Ini adalah masalah yang sering dikeluhkan pengusaha di Indonesia, betapa mahalnya biaya pekerja yang berbanding terbalik dengan kinerja. Menggunakan indikator umum produktivitas buruh, yakni dengan membandingkan hasil ekonomi yang dihasilkan oleh setiap pekerja di negara ASEAN dapat disimpulkan Indonesia masih pada level gurem, meskipun ada di urutan keempat dari delapan negara. Indonesia gagal memanfaatkan bonus demografi, angkatan kerja produktif dimana setiap pekerja di Indonesia cuma bisa menghasilkan US$11,8 per jam kerja, tak ada separuh dari produktivitas buruh di Malaysia.

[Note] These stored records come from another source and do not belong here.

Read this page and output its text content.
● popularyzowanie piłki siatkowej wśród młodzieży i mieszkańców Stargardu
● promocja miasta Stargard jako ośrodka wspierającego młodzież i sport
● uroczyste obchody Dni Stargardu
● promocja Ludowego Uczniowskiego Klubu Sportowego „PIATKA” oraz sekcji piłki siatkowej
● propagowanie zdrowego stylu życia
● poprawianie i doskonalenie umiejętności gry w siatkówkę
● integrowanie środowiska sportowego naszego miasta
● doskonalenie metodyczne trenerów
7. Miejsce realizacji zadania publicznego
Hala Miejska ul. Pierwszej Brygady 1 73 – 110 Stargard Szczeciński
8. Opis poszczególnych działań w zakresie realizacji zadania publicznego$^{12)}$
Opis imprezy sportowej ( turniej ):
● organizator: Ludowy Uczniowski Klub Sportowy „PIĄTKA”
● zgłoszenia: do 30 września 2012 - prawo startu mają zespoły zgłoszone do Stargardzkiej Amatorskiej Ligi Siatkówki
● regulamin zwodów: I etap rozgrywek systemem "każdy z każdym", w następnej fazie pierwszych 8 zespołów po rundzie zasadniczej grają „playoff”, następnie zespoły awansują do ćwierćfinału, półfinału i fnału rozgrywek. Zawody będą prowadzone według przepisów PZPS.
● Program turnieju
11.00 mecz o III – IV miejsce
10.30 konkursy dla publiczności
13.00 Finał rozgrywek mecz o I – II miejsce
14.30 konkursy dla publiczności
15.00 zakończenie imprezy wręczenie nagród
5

Sebaliknya data ini yang bikin pusing tujuh keliling para pengusaha di Indonesia. Sebab, dengan produktivitas yang di bawah peers, duit yang harus mereka keluarkan untuk membayar pekerja jauh lebih tinggi. Data yang dikutip dari Statistica menunjukkan biaya upah pekerja di Indonesia rata-rata US$370 per bulan atau setara Rp4,6 juta per bulan. Bandingkan dengan Thailand, Malaysia apalagi Vietnam yang menawarkan pekerja murah. Ini membuat Indonesia kesulitan berkompetisi untuk mendatangkan investasi di sektor padat karya, seperti manufaktur dan pertanian yang menyerap sekurang-kurangnya 44% lapangan pekerjaan. Indonesia hanya menang melawan negara lain di dunia, untuk menggaet investasi di industri ekstraktif, seperti pertambangan yang padat modal tapi sepi serapan pekerja. Pertambangan hanya menyedot 1% lapangan kerja.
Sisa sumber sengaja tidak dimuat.